I am forever at war with smallness.
Of minds that grew boundaries and never looked past old fences, that never saw the hole in the chicken wire led out towards the ever-tumultuous sea, forgot that the cages built for them would one day outgrow them if only they stretched out their limbs.
Some days I scorn my short limbs that I will forever have to climb for great heights and these vocal chords never grew strong enough to reach the back of the room.
But I shout out all the same.
Like blue jays when the crows are in their way, they drown out the sweet melody of chickadees and the staccato rhythm of woodpeckers with their screech.
They are not sweet.
And they do not bow to the royal red cardinals. They know their blue is just as vibrant, if not a pigment rare and more desired. Like ultramarine on the Virgin Mary. Like lapis in the mountains of Afghanistan.

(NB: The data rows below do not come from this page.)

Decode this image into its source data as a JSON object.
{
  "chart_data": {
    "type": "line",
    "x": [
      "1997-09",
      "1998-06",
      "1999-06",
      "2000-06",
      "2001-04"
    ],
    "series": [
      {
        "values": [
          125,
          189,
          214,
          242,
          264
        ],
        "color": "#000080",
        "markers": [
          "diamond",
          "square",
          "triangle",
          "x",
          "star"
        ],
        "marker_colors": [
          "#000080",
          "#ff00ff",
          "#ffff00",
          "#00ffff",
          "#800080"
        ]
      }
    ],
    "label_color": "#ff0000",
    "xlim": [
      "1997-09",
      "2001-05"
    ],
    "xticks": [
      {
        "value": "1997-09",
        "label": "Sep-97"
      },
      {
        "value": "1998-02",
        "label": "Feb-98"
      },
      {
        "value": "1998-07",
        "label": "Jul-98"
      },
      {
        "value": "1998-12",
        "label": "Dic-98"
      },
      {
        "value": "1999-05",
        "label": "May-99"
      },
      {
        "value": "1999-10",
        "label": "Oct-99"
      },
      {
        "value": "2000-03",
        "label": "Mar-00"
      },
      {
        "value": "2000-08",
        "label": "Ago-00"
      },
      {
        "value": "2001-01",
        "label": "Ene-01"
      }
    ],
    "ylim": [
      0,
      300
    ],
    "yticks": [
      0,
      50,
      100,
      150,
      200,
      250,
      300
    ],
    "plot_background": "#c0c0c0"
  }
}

I was not born from seeds dug here last fall, I do not grow annually, my flowers bloom all year, even amidst broken city concrete. I will be the saturated hues against a backdrop of steaming blacktop. My roots forever run through the city interconnected like capillaries in the body — the subway tunnels beneath a street grid.

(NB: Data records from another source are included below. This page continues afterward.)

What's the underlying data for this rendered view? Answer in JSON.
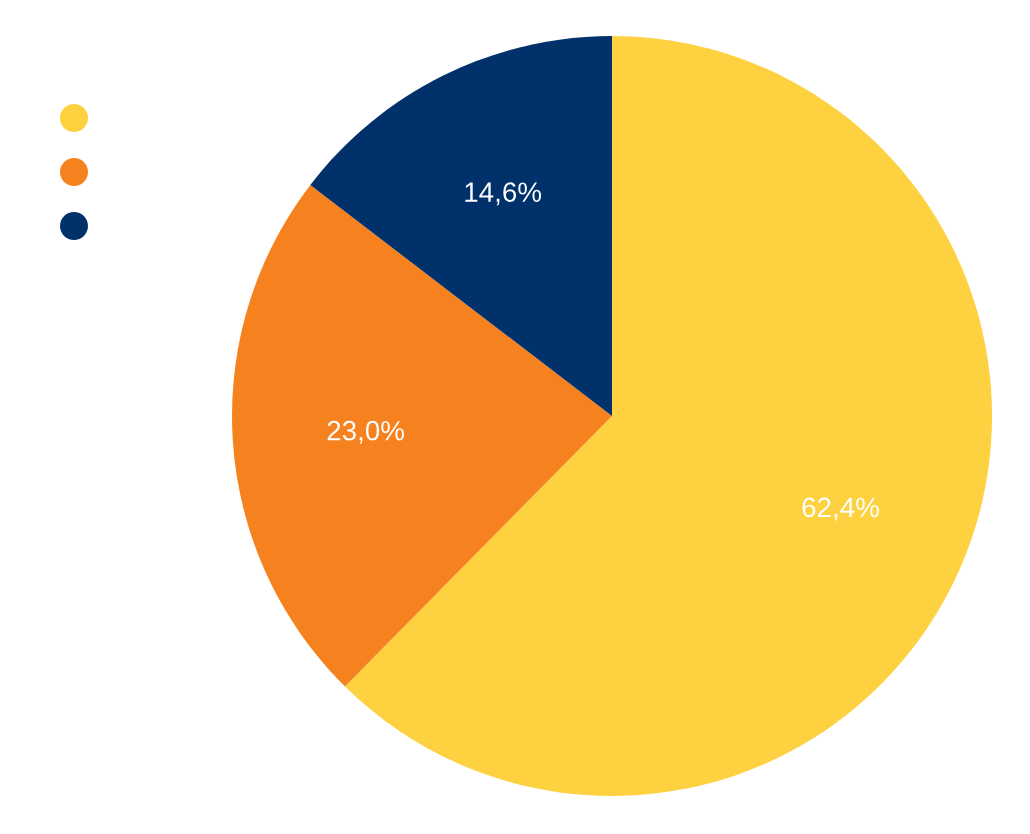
{
  "chart_data": {
    "type": "pie",
    "categories": [
      null,
      null,
      null
    ],
    "values": [
      62.4,
      23.0,
      14.6
    ],
    "colors": [
      "#fdd13f",
      "#f5821f",
      "#00316b"
    ],
    "value_labels": [
      "62,4%",
      "23,0%",
      "14,6%"
    ]
  }
}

The lights illuminating avenues spark electric along my skin, which hums like air conditioners in windows of fifth-floor walk-ups.
I was made of copper.
Like Lady Liberty turning green sovereign to her island. Torch flaming high above the Hudson, and the awe makes it impossible to look away. I rise like storied high-rises when a skyscraper was still a marvel, when we aimed to build the tallest structure in the world. When the world was not enough and we first sent rockets into space. A race to see who could touch the stars first.
The blonde-haired girls in my small town never seemed to thirst for much. I could never get enough to quench the burning in the back of my throat. The arid desert that lusted for a flood, biblical and holy.
I yearn to bow to grandeur to throw my arms out wide, to claw at all my palms can hold to seek out all there is to find.